First Second branches out into picture books with this sweet and funny story about a little girl and her stuffed friends. Anna Banana is supposed to be going to sleep, but she’s reading such a good book that she just can’t put it down. Too bad for her stuffed animals, who’d really like to get some sleep! When Anna Banana finally decides it’s time for bed, her fuzzy friends have different ideas and they turn the tables on her neatly until she learns to have some consideration for others.
The story isn’t as didactic as that simple description makes it sound; it’s cute and funny without hammering home the message. The real draw, what makes the story really work, is the delightful art. It’s arranged in panels, but without borders, leaving plenty of white space to separate each event. Some images cover most of a page, while others are split into multiple small pictures on a page. There is both narration and dialogue, the latter in speech balloons. The narration is in a smaller font than the dialogue, but both are sketched in a dark brown/grey ink and very readable.
Anna and her friends have fuzziness galore: Anna’s wild hair, her animals’ fur, waggly ears, and other appendages.

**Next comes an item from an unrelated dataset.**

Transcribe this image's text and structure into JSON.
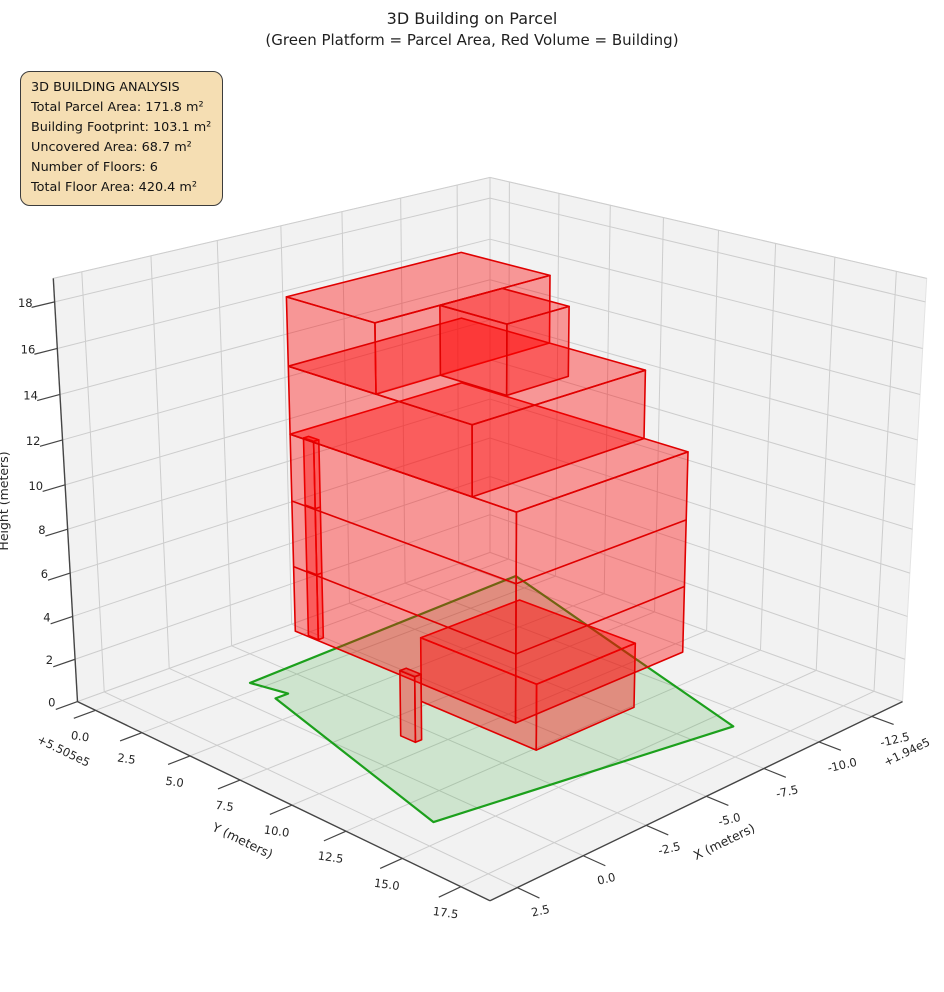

The background is sketched in lightly: a bed and a few pieces of furniture for the scenes with the lights on, a streaky wash of blue for lights out. The best part of the art is the expressions. Anna and her animals have wildly expressive faces, from Anna’s sleep-heavy eyes and her shocked face as her animals revolt, to their determined and grim looks as they put up with her late-night reading and then exact a little revenge of their own. There are plenty of funny details to look for as well, from Whaley spouting in surprise to Pingpong’s wild flight for freedom.
The picture book audience is unlikely to take much of a lesson from this, but they’ll certainly enjoy the silly story, and even parents will have a few chuckles over the clever animals and the little girl who gets her comeuppance. It’s a fun choice to add to the bedtime story repertoire and a great introduction to graphic novels for preschoolers and beginning readers. My only reservation about this book is the paper. When I first read it, I thought I was imagining things, but then I compared it to a bunch of other picture books I had sitting around, and it’s not my imagination; they used a really odd paper. It’s thinner and slick, more like what you might find in a magazine or colored comic than in a normal picture book. While I’m not going to rip the book just to test it, the kids in my library will definitely do that for me. Hopefully they’ll use a more standard paper in future editions and in later adventures of Anna Banana.